Vernet Pairard – VP introduction
Click this link to read the full 13 page article: VP – Vernet Pairard – Final
The history of VP begins in 1952 after Emile Vernet had run a lightly modified version of the then new 4CV Renault in 1950 and 51. Vernet himself had been competing at Le Mans since the 1930s, but for 1952 teamed up with industrialist engineer Jean Pairard and design engineer Robert Mauger to make a more aerodynamic and lighter 4CV based sports car for the job.
These three set out to become for Renault what Alpine eventually achieved. They tried to reach the mark for several years, but even though a number of the cars were quite competitive, they were toppled by fait. Small problems seem to continually thwart their endeavours when it came to the big event, and eventually in 1958 they gave up.

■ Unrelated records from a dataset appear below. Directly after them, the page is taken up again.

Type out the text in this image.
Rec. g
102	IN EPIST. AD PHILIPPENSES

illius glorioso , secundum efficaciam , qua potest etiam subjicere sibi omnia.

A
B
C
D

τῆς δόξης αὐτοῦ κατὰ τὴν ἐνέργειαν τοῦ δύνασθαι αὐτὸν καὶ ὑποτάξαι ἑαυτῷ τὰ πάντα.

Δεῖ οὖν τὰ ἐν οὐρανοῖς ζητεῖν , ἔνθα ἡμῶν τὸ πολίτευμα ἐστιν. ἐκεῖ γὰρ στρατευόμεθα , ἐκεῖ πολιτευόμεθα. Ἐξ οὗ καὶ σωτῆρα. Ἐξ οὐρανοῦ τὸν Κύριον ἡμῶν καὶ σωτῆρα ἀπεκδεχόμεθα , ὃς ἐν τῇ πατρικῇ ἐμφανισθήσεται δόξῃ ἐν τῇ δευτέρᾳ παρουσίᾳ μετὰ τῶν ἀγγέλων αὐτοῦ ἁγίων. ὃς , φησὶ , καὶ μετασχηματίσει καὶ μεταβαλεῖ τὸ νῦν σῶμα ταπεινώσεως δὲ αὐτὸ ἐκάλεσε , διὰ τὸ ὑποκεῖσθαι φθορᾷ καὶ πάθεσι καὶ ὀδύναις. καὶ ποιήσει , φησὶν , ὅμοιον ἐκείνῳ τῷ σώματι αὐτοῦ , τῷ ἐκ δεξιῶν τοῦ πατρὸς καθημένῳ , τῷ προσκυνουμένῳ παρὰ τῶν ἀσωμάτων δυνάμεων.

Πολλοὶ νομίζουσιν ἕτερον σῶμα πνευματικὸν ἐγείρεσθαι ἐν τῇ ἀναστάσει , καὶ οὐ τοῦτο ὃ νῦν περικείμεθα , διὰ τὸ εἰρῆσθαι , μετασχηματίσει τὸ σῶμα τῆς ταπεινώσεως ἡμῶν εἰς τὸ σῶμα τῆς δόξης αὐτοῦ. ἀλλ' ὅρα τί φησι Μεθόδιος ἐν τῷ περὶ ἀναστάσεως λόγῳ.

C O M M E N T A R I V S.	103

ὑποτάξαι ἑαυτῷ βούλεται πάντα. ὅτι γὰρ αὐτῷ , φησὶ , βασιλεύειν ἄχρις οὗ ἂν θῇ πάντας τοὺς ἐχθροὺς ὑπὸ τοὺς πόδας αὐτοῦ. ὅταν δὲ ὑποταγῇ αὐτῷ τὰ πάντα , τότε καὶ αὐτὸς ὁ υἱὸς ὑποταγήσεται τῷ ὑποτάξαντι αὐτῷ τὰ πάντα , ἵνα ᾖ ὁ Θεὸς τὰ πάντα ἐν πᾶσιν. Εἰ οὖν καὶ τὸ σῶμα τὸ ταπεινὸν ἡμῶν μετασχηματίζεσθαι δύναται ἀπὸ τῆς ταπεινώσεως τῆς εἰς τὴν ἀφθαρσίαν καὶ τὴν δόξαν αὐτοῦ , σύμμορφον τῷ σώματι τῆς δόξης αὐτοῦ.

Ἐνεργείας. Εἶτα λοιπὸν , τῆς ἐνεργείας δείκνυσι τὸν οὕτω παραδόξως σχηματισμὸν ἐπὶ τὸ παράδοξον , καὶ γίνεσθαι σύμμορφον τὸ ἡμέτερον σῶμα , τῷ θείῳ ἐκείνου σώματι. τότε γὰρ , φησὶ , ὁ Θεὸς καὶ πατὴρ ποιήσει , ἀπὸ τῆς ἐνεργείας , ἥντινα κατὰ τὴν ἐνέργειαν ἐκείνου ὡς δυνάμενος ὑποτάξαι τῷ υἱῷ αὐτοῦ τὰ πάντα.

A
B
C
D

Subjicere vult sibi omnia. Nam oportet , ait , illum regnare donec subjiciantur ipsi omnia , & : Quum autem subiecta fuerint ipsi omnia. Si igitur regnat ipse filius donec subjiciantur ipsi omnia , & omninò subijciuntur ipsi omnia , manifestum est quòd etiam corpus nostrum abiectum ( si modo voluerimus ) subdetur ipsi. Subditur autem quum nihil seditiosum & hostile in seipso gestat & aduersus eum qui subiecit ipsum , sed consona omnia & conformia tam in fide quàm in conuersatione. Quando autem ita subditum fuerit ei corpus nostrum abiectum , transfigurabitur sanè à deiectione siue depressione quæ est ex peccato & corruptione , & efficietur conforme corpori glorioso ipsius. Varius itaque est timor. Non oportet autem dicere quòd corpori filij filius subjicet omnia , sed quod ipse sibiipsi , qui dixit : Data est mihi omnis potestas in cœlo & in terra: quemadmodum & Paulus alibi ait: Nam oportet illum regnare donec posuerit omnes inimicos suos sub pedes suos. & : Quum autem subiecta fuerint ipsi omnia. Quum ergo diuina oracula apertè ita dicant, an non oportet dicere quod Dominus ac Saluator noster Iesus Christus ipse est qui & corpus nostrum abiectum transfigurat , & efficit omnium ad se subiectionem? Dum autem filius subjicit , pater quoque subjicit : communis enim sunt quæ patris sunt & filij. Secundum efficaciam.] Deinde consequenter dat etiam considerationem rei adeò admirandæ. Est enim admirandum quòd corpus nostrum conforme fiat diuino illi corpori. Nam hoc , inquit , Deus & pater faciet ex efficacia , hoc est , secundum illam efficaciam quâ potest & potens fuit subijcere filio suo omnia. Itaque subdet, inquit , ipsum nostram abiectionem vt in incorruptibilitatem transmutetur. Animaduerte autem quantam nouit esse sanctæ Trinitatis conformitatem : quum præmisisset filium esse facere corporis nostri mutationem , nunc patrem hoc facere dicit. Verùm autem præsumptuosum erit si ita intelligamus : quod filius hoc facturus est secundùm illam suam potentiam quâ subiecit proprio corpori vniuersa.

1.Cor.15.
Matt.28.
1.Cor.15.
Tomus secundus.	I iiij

In the process VP produced a number of interesting open sports cars for Le Mans, which in those days were also eligible for road use. One of their early cars was also a coupe that had a high cabin silhouette to accommodate the lanky figure of Pairard. This proved to be an aerodynamic ‘downer’ it larger frontal area and perhaps a rear window shape and angle that in itself created drag.
However, this spawned some later race and road going coupes that were more streamlined and indeed looked to many like a sleeker more stylish Porsche 356. Unfortunately it seems only one couple and one roadster survive, both of which are based on 4CV frames rather than the signature chassis designed by Mauger.